= TKTV =

Defunct Norwegian local television station

TKTV, known as TV Nordvest before 2008, was a local television station servicing Nordmøre in Norway. It had until 2008 serviced the regions of Sunnmøre and Romsdal as well. It was owned by the holding company Mediegruppen Møre, of which the newspaper Tidens Krav held the largest share by the time of the TV station's dissolution in 2015.

==History==
TV Nordvest was established in 1988, and in short time partnered with TVNorge, one of the first to do so.

After disagreements surrounding money and airing hours in 2002, their then partnership with TV Norge came to an end, after which they remained a private company until their purchase in 2005 by the holding company Amfi Eiendom. The editor stated that this decision was made to better establish themselves in the Romsdal district surrounding Molde after being mostly focused on the Nordmøre region surrounding Kristiansund further east. They also stated their intention to avoid being purchased by Tidens Krav or Adressa, two local newspapers, to not create a media monopoly in the region.
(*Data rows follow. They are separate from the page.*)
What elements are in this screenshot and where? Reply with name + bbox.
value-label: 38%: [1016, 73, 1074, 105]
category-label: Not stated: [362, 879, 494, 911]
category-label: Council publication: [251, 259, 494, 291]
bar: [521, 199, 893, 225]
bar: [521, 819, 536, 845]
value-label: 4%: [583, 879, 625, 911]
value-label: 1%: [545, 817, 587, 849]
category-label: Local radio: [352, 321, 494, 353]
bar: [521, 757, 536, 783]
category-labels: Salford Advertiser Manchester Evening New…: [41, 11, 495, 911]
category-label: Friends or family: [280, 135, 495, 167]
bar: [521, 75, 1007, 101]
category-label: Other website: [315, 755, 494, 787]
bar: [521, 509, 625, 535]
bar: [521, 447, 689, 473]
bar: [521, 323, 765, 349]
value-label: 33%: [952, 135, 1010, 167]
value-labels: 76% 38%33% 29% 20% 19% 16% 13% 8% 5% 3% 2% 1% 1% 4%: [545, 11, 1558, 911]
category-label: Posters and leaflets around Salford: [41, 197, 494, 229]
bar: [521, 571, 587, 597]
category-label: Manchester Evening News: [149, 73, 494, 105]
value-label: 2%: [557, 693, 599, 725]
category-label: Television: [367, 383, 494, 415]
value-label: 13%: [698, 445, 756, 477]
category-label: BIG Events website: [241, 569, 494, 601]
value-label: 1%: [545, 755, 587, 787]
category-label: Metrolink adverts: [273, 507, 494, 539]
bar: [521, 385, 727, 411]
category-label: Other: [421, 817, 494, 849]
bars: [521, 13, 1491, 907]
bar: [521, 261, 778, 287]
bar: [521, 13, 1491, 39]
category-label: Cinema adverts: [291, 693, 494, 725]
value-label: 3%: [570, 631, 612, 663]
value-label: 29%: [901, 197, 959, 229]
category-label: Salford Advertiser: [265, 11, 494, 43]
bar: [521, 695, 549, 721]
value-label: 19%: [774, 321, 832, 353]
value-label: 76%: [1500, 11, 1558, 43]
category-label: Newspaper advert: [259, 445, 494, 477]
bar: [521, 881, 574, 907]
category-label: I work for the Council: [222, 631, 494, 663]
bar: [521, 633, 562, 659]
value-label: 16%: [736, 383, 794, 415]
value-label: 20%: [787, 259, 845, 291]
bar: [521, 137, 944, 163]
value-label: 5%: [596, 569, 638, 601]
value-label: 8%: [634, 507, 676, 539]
After the purchase, the holding company Mediegruppen Mære was created in 2006, which now owned both TV Sunnmøre, the local TV station for Sunnmøre.

In 2004, the TV station was warned of potential sanctions by the Mass Media Authority along with three others, TVRomerike, TVTromsø, TVØstfold. Though the other three were warned for violations of guidelines surrounding sponsorships, TV Nordvest's warning remains unknown.

In 2007, the newspaper Tidens Krav purchased 36% of shares in the media group Mediegruppen Møre. Later the same year, TV Sunnmøre was merged with TV Nordvest. A year later in 2008, Tidens Krav announced their plan to split TV Nordvest into TKTV and TV Romsdal, which would service the regions of Nordmøre and Romsdal respectively. Additionally, TV Sunnmøre would again start airing over a different channel.

After years of economic stagnation from stiff online competition, Tidens Krav announced their plans to cease the production of local radio and TV in 2015. TKTV's final broadcast aired on 30 October 2015, before being shut down permanently two days later on 1 November.